Setelah mempelajari berbagai fiqih Syafi'i ini, seharusnya kita menjadi lebih lunak dan bersikap toleransi terhadap perkara fiqih yang ada pada madzhab ini. Tidak lagi membid'ahkan, terlebih memusuhi orang-orang yang melaksanakannya. Melihat berbagai pendapat Imam Asy-Syafi'i di atas, manakah bagian umat yang banyak mengamalkannya? Nahdatul 'Ulama. Baarakallaahu fiik.

Rujukan:
[2] Imam Nawawi - al-Majmu' 8/442
[3] Al-Mu'tamad Fi Al-Fiqh Asy-Syafi'i, karya Syaikh Muhammad Az-Zuhaili, Penerbit Darul Qalam, Damaskus, Cet. Ke-3, tahun 2011, Juz 1, hlm. 314.

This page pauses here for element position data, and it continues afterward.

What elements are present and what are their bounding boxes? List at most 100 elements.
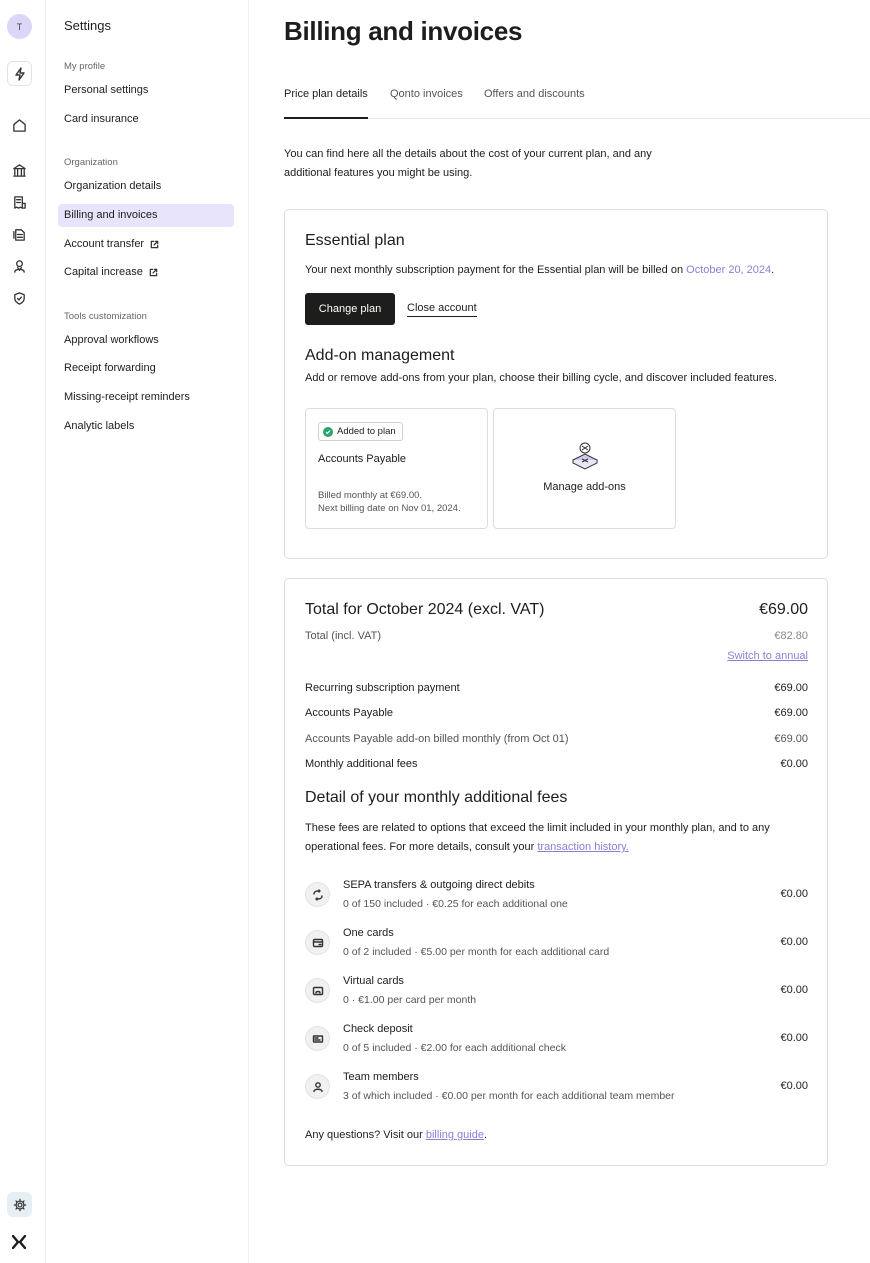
nav-item-label: Receipt forwarding [64, 362, 156, 374]
nav-item-missing-receipt-reminders[interactable]: Missing-receipt reminders [58, 386, 234, 409]
fee-row: Check deposit 0 of 5 included · €2.00 fo… [305, 1023, 808, 1057]
fee-row: Team members 3 of which included · €0.00… [305, 1071, 808, 1105]
nav-item-receipt-forwarding[interactable]: Receipt forwarding [58, 357, 234, 380]
line-value: €69.00 [774, 707, 808, 719]
manage-addons-card[interactable]: Manage add-ons [493, 408, 676, 529]
settings-title: Settings [64, 18, 111, 33]
nav-item-label: Capital increase [64, 266, 143, 278]
fee-value: €0.00 [780, 984, 808, 996]
nav-item-label: Card insurance [64, 113, 139, 125]
change-plan-button[interactable]: Change plan [305, 293, 395, 325]
nav-item-approval-workflows[interactable]: Approval workflows [58, 329, 234, 352]
fee-description: 0 of 5 included · €2.00 for each additio… [343, 1042, 566, 1054]
addons-illustration-icon [571, 442, 599, 470]
bank-icon[interactable] [10, 161, 28, 179]
tab-offers-and-discounts[interactable]: Offers and discounts [484, 84, 585, 119]
team-icon[interactable] [10, 257, 28, 275]
line-item: Recurring subscription payment €69.00 [305, 682, 808, 694]
close-account-button[interactable]: Close account [407, 293, 477, 325]
fee-row: SEPA transfers & outgoing direct debits … [305, 879, 808, 913]
documents-icon[interactable] [10, 225, 28, 243]
fee-name: SEPA transfers & outgoing direct debits [343, 879, 535, 891]
addon-description: Add or remove add-ons from your plan, ch… [305, 372, 778, 384]
shield-icon[interactable] [10, 289, 28, 307]
nav-item-label: Approval workflows [64, 334, 159, 346]
qonto-logo[interactable] [10, 1233, 28, 1251]
card-icon [305, 930, 330, 955]
questions-prefix: Any questions? Visit our [305, 1129, 426, 1141]
nav-item-personal-settings[interactable]: Personal settings [58, 79, 234, 102]
virtual-card-icon [305, 978, 330, 1003]
line-item: Accounts Payable add-on billed monthly (… [305, 733, 808, 745]
external-link-icon [149, 268, 158, 277]
plan-desc-suffix: . [771, 264, 775, 276]
close-account-label: Close account [407, 302, 477, 317]
plan-description: Your next monthly subscription payment f… [305, 264, 774, 276]
addon-title: Add-on management [305, 347, 455, 364]
fee-value: €0.00 [780, 1080, 808, 1092]
nav-item-card-insurance[interactable]: Card insurance [58, 108, 234, 131]
detail-desc-text: operational fees. For more details, cons… [305, 841, 538, 853]
gear-icon[interactable] [7, 1192, 32, 1217]
plan-card: Essential plan Your next monthly subscri… [284, 209, 828, 559]
line-value: €0.00 [780, 758, 808, 770]
plan-desc-prefix: Your next monthly subscription payment f… [305, 264, 687, 276]
nav-item-label: Organization details [64, 180, 162, 192]
total-incl-vat-row: Total (incl. VAT) €82.80 [305, 630, 808, 642]
addon-name: Accounts Payable [318, 453, 407, 465]
line-label: Monthly additional fees [305, 758, 418, 770]
nav-item-billing-and-invoices[interactable]: Billing and invoices [58, 204, 234, 227]
line-value: €69.00 [774, 682, 808, 694]
fee-name: Team members [343, 1071, 419, 1083]
detail-title: Detail of your monthly additional fees [305, 789, 568, 806]
user-icon [305, 1074, 330, 1099]
nav-item-capital-increase[interactable]: Capital increase [58, 261, 234, 284]
nav-item-account-transfer[interactable]: Account transfer [58, 233, 234, 256]
billing-guide-link[interactable]: billing guide [426, 1129, 484, 1141]
line-label: Accounts Payable [305, 707, 394, 719]
total-incl-amount: €82.80 [774, 630, 808, 642]
avatar[interactable]: T [7, 14, 32, 39]
addon-billing-line: Next billing date on Nov 01, 2024. [318, 503, 461, 514]
nav-item-analytic-labels[interactable]: Analytic labels [58, 415, 234, 438]
total-title: Total for October 2024 (excl. VAT) [305, 601, 545, 618]
status-badge: Added to plan [318, 422, 403, 441]
switch-to-annual-link[interactable]: Switch to annual [727, 650, 808, 662]
bolt-icon[interactable] [7, 61, 32, 86]
questions-text: Any questions? Visit our billing guide. [305, 1129, 487, 1141]
manage-addons-label: Manage add-ons [543, 481, 626, 493]
total-header: Total for October 2024 (excl. VAT) €69.0… [305, 601, 808, 619]
home-icon[interactable] [10, 116, 28, 134]
settings-nav: Settings My profile Personal settings Ca… [46, 0, 249, 1263]
tab-qonto-invoices[interactable]: Qonto invoices [390, 84, 463, 119]
transaction-history-link[interactable]: transaction history. [537, 841, 629, 853]
addon-billing-info: Billed monthly at €69.00. Next billing d… [318, 489, 461, 515]
line-item: Monthly additional fees €0.00 [305, 758, 808, 770]
external-link-icon [150, 240, 159, 249]
nav-item-label: Account transfer [64, 238, 145, 250]
line-value: €69.00 [774, 733, 808, 745]
fee-description: 0 · €1.00 per card per month [343, 994, 477, 1006]
intro-text: You can find here all the details about … [284, 148, 652, 179]
page-title: Billing and invoices [284, 16, 523, 46]
check-circle-icon [323, 426, 333, 437]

Al-Fiqh Al-Manhaji 'Ala Madzhab Al-Imam Asy-Syafi'i, karya Syaikh Mushthafa Al-Khin, Syaikh Mushthafa Al-Bugha, dan Syaikh 'Ali Asy-Syarbaji, Penerbit Darul Qalam, Damaskus, Cet. Ke-14, tahun 2013, Juz 1, hlm. 158.
Al-Fiqh Asy-Syafi'i Al-Muyassar, karya Syaikh Wahbah Az-Zuhaili, Penerbit Dar Al-Fikr, Damaskus, Cet. Ke-1, tahun 2008, Juz 1, hlm. 203.